# A Couple of Australians Make It To The NFL



## WhatInThe (Sep 4, 2015)

An Australian rugby player made the San Francisco 49ers and a kicker born in Australia gets picked up by the NY Giants.

http://espn.go.com/blog/san-francis...ryd-hayne-makes-49ers-projected-53-man-roster

http://nypost.com/2015/09/04/giants-cut-fan-favorite-weatherford-trade-for-aussie-punter/

Pretty good since for the most part North America is the only place where most of the football-not soccer is played.


----------



## Warrigal (Sep 4, 2015)

So you've noticed our Jarryd Hayne. For the record, he is not a soccer player and soccer is just one of the codes played in Australia.

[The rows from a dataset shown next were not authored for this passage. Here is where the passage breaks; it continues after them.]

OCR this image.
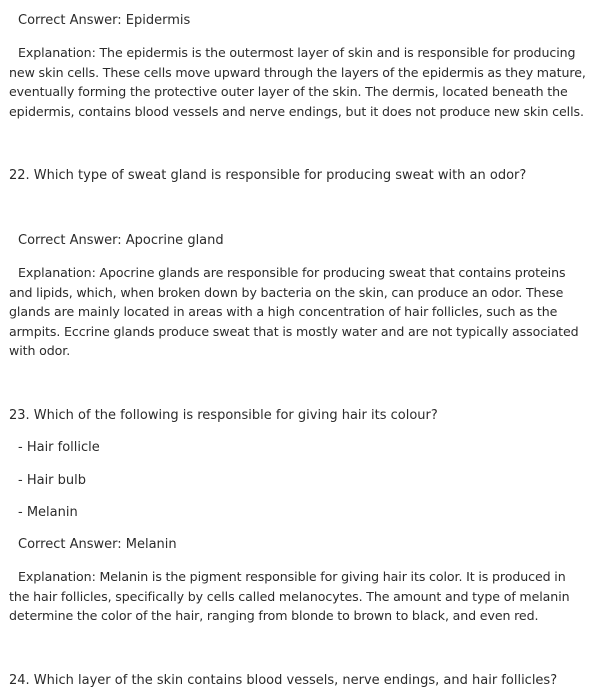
Correct Answer: Epidermis
Explanation: The epidermis is the outermost layer of skin and is responsible for producing new skin cells. These cells move upward through the layers of the epidermis as they mature, eventually forming the protective outer layer of the skin. The dermis, located beneath the epidermis, contains blood vessels and nerve endings, but it does not produce new skin cells.
22. Which type of sweat gland is responsible for producing sweat with an odor?
Correct Answer: Apocrine gland
Explanation: Apocrine glands are responsible for producing sweat that contains proteins and lipids, which, when broken down by bacteria on the skin, can produce an odor. These glands are mainly located in areas with a high concentration of hair follicles, such as the armpits. Eccrine glands produce sweat that is mostly water and are not typically associated with odor.
23. Which of the following is responsible for giving hair its colour?
- Hair follicle
- Hair bulb
- Melanin
Correct Answer: Melanin
Explanation: Melanin is the pigment responsible for giving hair its color. It is produced in the hair follicles, specifically by cells called melanocytes. The amount and type of melanin determine the color of the hair, ranging from blonde to brown to black, and even red.
24. Which layer of the skin contains blood vessels, nerve endings, and hair follicles?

The others are rugby, rugby league and Australian rules football. For a smallish population, there are plenty of choices.

He's an interesting young man. He has given up a very lucrative contract with rugby league in Australia to try his hand at American football. He is doing it for love of the game and he seems to be bringing some interesting skills with him. He certainly seems to be attracting some attention in the pre-season games. Our sports news has been full of his progress.

In the past we have had a couple of Aussie rules football players make the cut in American football but that is a very different game, with a whole other set of skills.


----------



## Ken N Tx (Sep 5, 2015)

Dame Warrigal said:


> So you've noticed our Jarryd Hayne. For the record, he is not a soccer player and soccer is just one of the codes played in Australia. The others are rugby, rugby league and Australian rules football. For a smallish population, there are plenty of choices.
> 
> He's an interesting young man. He has given up a very lucrative contract with rugby league in Australia to try his hand at American football. He is doing it for love of the game and he seems to be bringing some interesting skills with him. He certainly seems to be attracting some attention in the pre-season games. Our sports news has been full of his progress.
> 
> In the past we have had a couple of Aussie rules football players make the cut in American football but that is a very different game, with a whole other set of skills.



Your golfers are going pretty good also!!!


----------